Wednesday, October 26, 2005

Adventures in Documentary Picture Taking

I have been exploring some great begining classes this semester for my major, which is Art, and one of them happens to be Basic Photography. It's not something I have been particularly drawn to but I sure have been having fun with it so far. We started with Photograms and then moved on to "Light", then explored the effects of our medium by giving our prints nonliteral names (if that makes any sense). I have had more fun with this than I have had with any other beginning class aside from Ceramics. Others have not enjoyed this class like I have. Some have been very frustrated to the point of tearing up and have made some expensive mistakes, like exposing 100 sheets of paper before it's been printed and ruining their film during the developing process. I ruined my first role when I tried to rewind it without pushing in the button on the bottom of my camera and ripped the sides up about half the length of my 36 exposures. I'm not too torn up about it. I am a beginner after all. As with any other art class, the day the assignment is due, we pin our work up on the wall and let all its onlookers rip it to shreds with critique. Our current assignment is a documentary of ourselves.

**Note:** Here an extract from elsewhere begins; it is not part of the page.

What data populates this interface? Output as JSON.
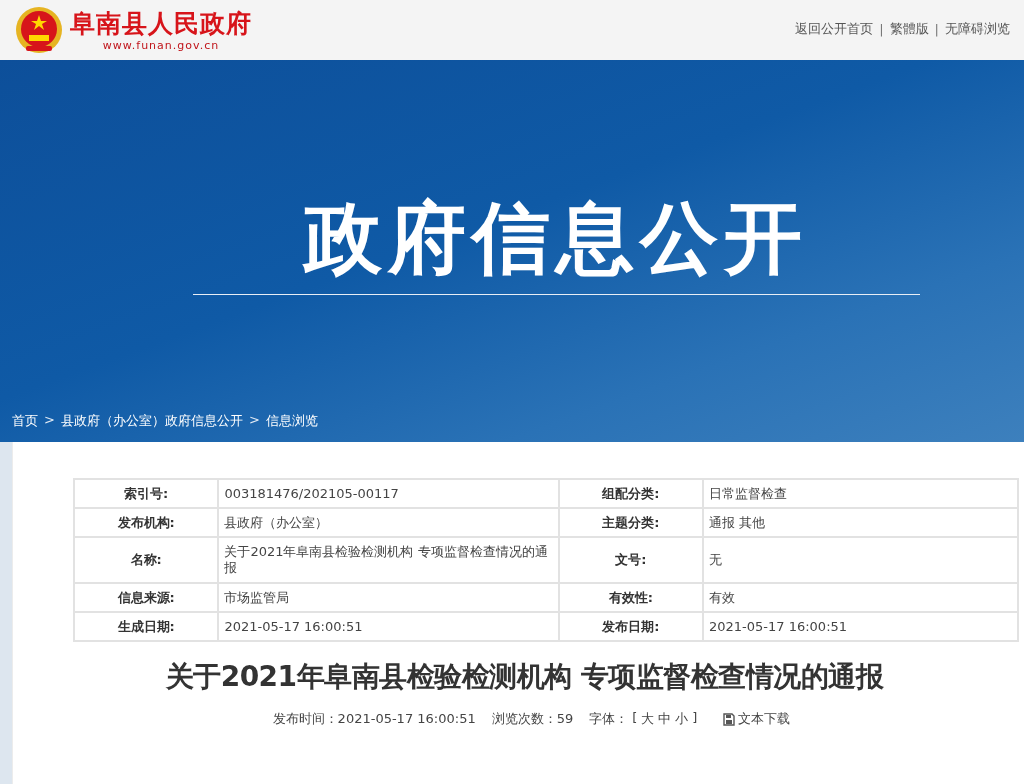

Every three hours we are to take a picture of our "self" in whatever place we are in doing whatever it is we do as naturally as we can do it. After two days we are to develop our film and make prints before we repeat the procedure taking pitures of our "alter ego" instead. These two, the natural self and the alter ego self, are, I am told, often interchangeable and usually thought of as more accurately portayed when they are flipped. I have yet to discover myself from this perspective and I think it will be embarrassing but fun.

This experience is not unlike the experience most students have during college writing. It starts out kind of fun, maybe frustrating to some, and an interesting learning experience. As students get further involved, they can get a little frustrated if writing doesn't come easy. Or a lot frustrated as the case may be. And then, if they come to the Writing Center, they find themselves feeling "pictured" or "taken". Maybe they feel embarrassed to be exposed and critiqued by their peers, but still find some enjoyment when inevitably positive comments are said in their favor and they realize that all their hard work is paying off as they learn how to write for an "A".

Writing is very much a creative proccess. It requires a plan, a structure, a purpose, and an outcome. And practice. Just like taking pictures, writing must have a solution that is agitated just right so not to over expose or underexpose the writer's ideas. There are several tries with each exposure time, shown to the tutor, before a final print is ready to turn in. And I suppose that process is what keeps us working or makes us decide to give up. The grade sometimes is the only motivation to keep students creating and the classes are taken only because they are required, but the achievement is always worth while. And the document tells a story of the student through its medium.